Il en résulte que le défaut de signature d'une convention ne prive pas l'avocat du droit de percevoir des honoraires dès lors que ses diligences sont établies et n'apparaissent pas manifestement inutiles.
En outre, le décret n° 2017-1226 du 2 août 2017 ayant modifié l'article 10 du décret n° 2005-790 du 12 juillet 2005 relatif à la déontologie de la profession d'avocat prévoit que lorsque la mission de l'avocat est interrompue avant son terme, ce dernier a droit au paiement des honoraires dus dans la mesure du travail accompli et, le cas échéant, de sa contribution au résultat obtenu ou au service rendu au client.

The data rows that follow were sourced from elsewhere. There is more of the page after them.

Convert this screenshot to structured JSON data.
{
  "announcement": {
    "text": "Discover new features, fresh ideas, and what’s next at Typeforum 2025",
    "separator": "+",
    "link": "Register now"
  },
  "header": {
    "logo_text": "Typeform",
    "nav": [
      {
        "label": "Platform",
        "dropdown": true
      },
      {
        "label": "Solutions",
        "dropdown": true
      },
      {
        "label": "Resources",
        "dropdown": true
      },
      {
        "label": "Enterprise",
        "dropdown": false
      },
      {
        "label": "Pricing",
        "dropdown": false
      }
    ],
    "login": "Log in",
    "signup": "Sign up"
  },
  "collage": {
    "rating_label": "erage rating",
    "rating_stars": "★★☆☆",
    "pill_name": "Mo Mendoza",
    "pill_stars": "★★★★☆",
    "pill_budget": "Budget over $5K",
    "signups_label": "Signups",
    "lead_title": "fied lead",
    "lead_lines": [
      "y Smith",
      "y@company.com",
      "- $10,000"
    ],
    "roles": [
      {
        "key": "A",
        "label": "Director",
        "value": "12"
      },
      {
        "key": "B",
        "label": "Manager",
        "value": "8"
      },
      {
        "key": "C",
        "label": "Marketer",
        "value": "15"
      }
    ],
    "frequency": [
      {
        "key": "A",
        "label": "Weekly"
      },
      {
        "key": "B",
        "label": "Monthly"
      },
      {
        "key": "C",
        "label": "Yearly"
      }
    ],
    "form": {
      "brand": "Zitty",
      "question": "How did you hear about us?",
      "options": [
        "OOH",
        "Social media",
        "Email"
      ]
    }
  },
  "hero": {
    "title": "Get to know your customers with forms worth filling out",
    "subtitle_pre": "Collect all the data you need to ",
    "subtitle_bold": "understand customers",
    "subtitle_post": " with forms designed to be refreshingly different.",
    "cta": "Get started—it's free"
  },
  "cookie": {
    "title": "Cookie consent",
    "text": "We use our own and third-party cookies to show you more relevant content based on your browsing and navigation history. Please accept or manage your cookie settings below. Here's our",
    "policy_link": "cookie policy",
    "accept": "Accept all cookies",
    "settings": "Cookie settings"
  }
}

Il sera rappelé enfin que la procédure de taxation d'honoraires ne peut avoir pour objet d'examiner la qualité de la prestation de l'avocat en fonction du résultat obtenu devant les juridictions saisies, la responsabilité éventuelle de l'avocat au cas de prestations estimées insuffisantes par le client, le respect des règles déontologiques par l'avocat mandaté. L'appréciation de ces manquements ou fautes relève soit du juge de la responsabilité civile professionnelle soit de l'autorité disciplinaire.
Au cas présent, les parties sont parvenues à un accord à l'audience portant engagement réciproque en vue de mettre fin à l'instance en contestation sur le montant des honoraires dues par Mme [K] à Maître [F] en suite de la prestation réalisée et dont le principe n'est pas discuté dans le sens suivant:
Au titre de la facture n° 20201507 du 31 juillet 2020 pour un montant de 1.279,20 euros TTC:
Mme [K] accepte de verser à Maître [F] la somme de 679,20 euros correspondant à la somme réclamée, après déduction de la provision déjà perçue à hauteur de 600 euros.
Au titre d'une facture n° 202054 du 9 octobre 2020 pour un montant de 1.098 euros TTC :
Maître [F] abandonne sa réclamation.
La décision critiquée sera donc réformée dans le sens détaillé au dispositif consacrant les termes de l'accord intervenu en cours de procédure; les dépens de la présente instance étant partagés entre les parties.
PAR CES MOTIFS'
Statuant publiquement et par décision contradictoire, prononcée par mise à disposition au greffe et susceptible de pourvoi,
En la forme,
DECLARONS recevable le recours formé par Mme [R] [K] contre la décision du bâtonnier de l'ordre des avocats du barreau d'Angers en date du 30 avril 2021
Sur le fond,
REFORMONS la décision du bâtonnier de l'ordre des avocats du barreau d'Angers en date du 30 avril 2021
Et statuant de nouveau conformément à l'accord des parties,
FIXONS à la somme de 1279, 20 euros TTC le montant total des honoraires dus par Mme [K] à Maître [F]
DISONS que, compte tenu de la provision de 600 euros déjà perçue, Mme [K] devra verser à Maître [F] la somme de 679,20 euros TTC au titre du solde de ses honoraires
DISONS que les dépens de la présente instance seront partagés entre les parties.